Test the Improved Implementation

from haystack import Document
from haystack_integrations.components.retrievers.pgvector import PgvectorKeywordRetriever
import psycopg

#use our custom store instead of PgvectorDocumentStore, that's it
document_store = CustomPgvectorDocumentStore()

#rest of the flow/pipeline will remain the same
retriever = PgvectorKeywordRetriever(document_store=document_store,top_k = 1)

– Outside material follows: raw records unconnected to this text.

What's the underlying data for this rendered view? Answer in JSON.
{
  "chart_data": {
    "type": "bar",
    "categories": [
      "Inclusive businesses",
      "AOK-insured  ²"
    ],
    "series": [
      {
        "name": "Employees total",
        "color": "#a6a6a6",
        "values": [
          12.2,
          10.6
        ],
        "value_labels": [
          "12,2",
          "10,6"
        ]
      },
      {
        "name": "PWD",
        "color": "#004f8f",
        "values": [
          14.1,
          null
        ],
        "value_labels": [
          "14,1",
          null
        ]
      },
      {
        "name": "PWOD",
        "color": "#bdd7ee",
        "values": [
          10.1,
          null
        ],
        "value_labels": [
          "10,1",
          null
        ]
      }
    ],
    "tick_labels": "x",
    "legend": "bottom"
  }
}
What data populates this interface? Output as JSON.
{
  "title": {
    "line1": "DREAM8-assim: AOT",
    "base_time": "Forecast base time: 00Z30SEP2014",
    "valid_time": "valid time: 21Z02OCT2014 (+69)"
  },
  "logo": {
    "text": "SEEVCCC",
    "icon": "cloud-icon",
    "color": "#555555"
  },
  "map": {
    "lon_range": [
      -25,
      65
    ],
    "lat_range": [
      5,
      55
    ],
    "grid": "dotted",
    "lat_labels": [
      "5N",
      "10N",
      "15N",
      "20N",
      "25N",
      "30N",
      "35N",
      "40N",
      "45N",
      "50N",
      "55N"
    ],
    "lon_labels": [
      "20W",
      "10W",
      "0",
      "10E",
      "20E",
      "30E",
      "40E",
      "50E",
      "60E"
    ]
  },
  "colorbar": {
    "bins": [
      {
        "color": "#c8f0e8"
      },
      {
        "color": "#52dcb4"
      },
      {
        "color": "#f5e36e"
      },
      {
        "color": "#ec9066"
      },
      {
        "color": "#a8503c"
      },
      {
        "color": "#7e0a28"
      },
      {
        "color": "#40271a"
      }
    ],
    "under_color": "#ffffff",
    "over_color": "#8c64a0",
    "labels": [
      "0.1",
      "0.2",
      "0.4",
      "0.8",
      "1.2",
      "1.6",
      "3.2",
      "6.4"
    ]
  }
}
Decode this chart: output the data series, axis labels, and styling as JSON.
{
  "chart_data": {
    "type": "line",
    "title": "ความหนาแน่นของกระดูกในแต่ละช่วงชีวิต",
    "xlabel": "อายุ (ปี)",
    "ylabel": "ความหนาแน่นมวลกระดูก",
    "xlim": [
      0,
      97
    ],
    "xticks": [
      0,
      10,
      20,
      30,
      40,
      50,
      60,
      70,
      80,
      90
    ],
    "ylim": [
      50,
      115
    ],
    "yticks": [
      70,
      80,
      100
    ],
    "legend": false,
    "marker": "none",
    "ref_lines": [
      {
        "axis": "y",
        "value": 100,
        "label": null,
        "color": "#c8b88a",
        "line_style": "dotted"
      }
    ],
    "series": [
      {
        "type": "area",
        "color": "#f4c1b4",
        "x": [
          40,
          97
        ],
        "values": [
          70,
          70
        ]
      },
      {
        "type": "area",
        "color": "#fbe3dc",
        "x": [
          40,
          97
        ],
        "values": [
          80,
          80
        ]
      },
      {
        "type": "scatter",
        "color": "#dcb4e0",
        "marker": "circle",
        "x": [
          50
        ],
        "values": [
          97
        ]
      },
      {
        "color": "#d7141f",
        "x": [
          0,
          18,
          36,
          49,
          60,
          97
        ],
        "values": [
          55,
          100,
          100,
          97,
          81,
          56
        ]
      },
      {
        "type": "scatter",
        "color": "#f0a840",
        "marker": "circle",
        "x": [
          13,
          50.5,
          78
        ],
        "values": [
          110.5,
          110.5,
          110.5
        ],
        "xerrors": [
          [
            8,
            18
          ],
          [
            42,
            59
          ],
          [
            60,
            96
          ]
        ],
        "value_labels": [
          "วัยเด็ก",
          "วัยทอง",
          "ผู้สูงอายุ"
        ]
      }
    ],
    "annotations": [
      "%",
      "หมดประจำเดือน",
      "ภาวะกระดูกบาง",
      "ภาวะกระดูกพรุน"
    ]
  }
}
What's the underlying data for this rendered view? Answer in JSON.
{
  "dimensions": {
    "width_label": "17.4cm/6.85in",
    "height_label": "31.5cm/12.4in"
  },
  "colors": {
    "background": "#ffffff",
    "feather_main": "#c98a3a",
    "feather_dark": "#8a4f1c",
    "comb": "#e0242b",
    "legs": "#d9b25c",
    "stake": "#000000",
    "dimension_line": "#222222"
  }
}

document_store.write_documents([
    Document(id = "1" ,content="My name is Jean and I live in Paris."),
    Document(id = "2", content="My name is Mark and I live in Berlin."),
    Document(id = "3", content="My name is Giorgio and I live in Rome.")
])

query = "Do you think Jean, Mayank and Alex live in Paris?"
keywords = extract_keywords(query)
transformed_query =  " OR ".join(keywords)
print("transformed query",transformed_query)
res = retriever.run(query=transformed_query)
print("result",res)

#just delete the data
schema_name = "public"
vec_table_name = "haystack_documents"
vec_full_table_name = f"{schema_name}.{vec_table_name}"
db_url = os.environ.get("PG_CONN_STR")
with psycopg.connect(db_url) as conn:
    with conn.cursor() as cur:
        cur.execute(f"TRUNCATE TABLE {vec_full_table_name} RESTART IDENTITY CASCADE;")
transformed query Jean OR Mayank OR Alex OR Paris
result {'documents': [Document(id=1, content: 'My name is Jean and I live in Paris.', score: 0.2)]}
#use default store
document_store = PgvectorDocumentStore()

retriever = PgvectorKeywordRetriever(document_store=document_store,top_k = 1)

document_store.write_documents([
    Document(id = "1" ,content="My name is Jean and I live in Paris."),
    Document(id = "2", content="My name is Mark and I live in Berlin."),
    Document(id = "3", content="My name is Giorgio and I live in Rome.")
])

query = "Do you think Jean, Mayank and Alex live in Paris?"
res = retriever.run(query=transformed_query)
print("result",res)

#just delete the data
schema_name = "public"
vec_table_name = "haystack_documents"
vec_full_table_name = f"{schema_name}.{vec_table_name}"
db_url = os.environ.get("PG_CONN_STR")
with psycopg.connect(db_url) as conn:
    with conn.cursor() as cur:
        cur.execute(f"TRUNCATE TABLE {vec_full_table_name} RESTART IDENTITY CASCADE;")
result {'documents': []}

As you can see the results are empty.